Потом бабушку парализовало. Наверное, мы сами где-то в этом виноваты. Дело в том, что она у нас очень деятельная и подвижная. Буквально за неделю до того случая она бодренько прогуливалась возле нашего дома, ходила в магазин со своей колясочкой, потихоньку готовила обеды и ужины. Это всегда было незаметно, вроде бы само собой: бабушка картошечку почистила, бабушка котлетки слепила, бабушка отварила свеколку и потерла ее на терочке для нас с мамой. А мама всегда тревожилась за бабушкино здоровье и давно уговаривала ее лечь на недельное обследование в один из медицинских центров, специализирующийся на болезнях центральной нервной системы. Там у нее была знакомая врач, которая рассказывала ей всякие случаи из своей практики, а мама очень пугалась и немедленно начинала предлагать бабушке разные поддерживающие препараты и собирать ее на обследование. Бабушка очень сопротивлялась, таблетки она не любила, и убеждала маму, что чувствует себя хорошо, говорила, что каждый день делает зарядку, обливается холодной водой, гуляет и ей не нужно и вовсе не хочется проходить какие-то обследования, а тем более ложиться в больницу. Она говорила, что в жизни своей не лежала в больницах, если не считать роддома, а когда мама подступала настойчивей, бабушка приводила последний убеждающий всех аргумент. Она говорила, что в больнице умрет, что так она чувствует, и поэтому никуда не поедет.

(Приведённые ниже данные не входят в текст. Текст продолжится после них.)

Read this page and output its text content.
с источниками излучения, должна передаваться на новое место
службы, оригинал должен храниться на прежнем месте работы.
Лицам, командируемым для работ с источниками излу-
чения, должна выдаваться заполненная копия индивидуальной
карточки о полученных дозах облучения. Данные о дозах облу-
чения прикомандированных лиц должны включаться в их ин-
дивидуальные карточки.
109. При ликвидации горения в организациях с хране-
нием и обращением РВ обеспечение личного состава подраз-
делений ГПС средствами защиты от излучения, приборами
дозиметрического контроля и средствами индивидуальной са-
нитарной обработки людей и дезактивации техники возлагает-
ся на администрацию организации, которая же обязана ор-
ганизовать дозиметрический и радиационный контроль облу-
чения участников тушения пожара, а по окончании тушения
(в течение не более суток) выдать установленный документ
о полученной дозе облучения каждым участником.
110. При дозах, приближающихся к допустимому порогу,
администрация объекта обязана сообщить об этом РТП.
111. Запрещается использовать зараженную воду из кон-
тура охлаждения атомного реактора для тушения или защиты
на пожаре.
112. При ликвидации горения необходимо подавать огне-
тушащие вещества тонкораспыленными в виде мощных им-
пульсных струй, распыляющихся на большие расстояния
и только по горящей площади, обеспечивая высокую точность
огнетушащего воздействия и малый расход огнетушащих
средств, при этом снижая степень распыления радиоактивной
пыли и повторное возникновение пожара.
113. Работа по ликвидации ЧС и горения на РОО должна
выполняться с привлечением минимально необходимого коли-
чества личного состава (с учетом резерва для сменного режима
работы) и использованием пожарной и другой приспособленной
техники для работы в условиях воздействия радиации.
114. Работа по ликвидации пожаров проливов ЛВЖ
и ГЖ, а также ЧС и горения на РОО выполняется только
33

Согласилась она только после того, как однажды упала во время прогулки по нашему скверику. Шла-шла себе тихонечко, и вдруг закружилось все вокруг, – и она так мягонько, без всяких травм осела на землю. Тут же, придя в себя, бабушка добралась до лавочки, посидела минут пятнадцать, пока все вроде прошло, и сама дошла до дома. Она еще и не говорила нам ничего до самого вечера, но мама увидела, как бабушка пытается чистить пальто, расспросила с пристрастием, и на следующий день мы отвезли все еще бодрящуюся, но уже напуганную бабулечку в больницу – там как раз освободилось место в неврологическом отделении. Первые два дня все было хорошо. Мы ездили к ней каждый день по два раза – утром и вечером, привозили всякие вкусности, а она все говорила, чтобы мы забирали все это домой и сами ели. Ей не нравилось в палате, не нравились соседки с их пустыми причитаниями, жалобами и постоянным кряхтеньем, не нравились медсестры, которым, как ей казалось, на всех наплевать, ей даже не нравилась женщина-врач – мамина знакомая, хотя та, по-моему, вовсе этого не заслуживала. Мы с мамой даже поговаривали, что у бабушки в этой больнице как будто вдруг поменялся характер.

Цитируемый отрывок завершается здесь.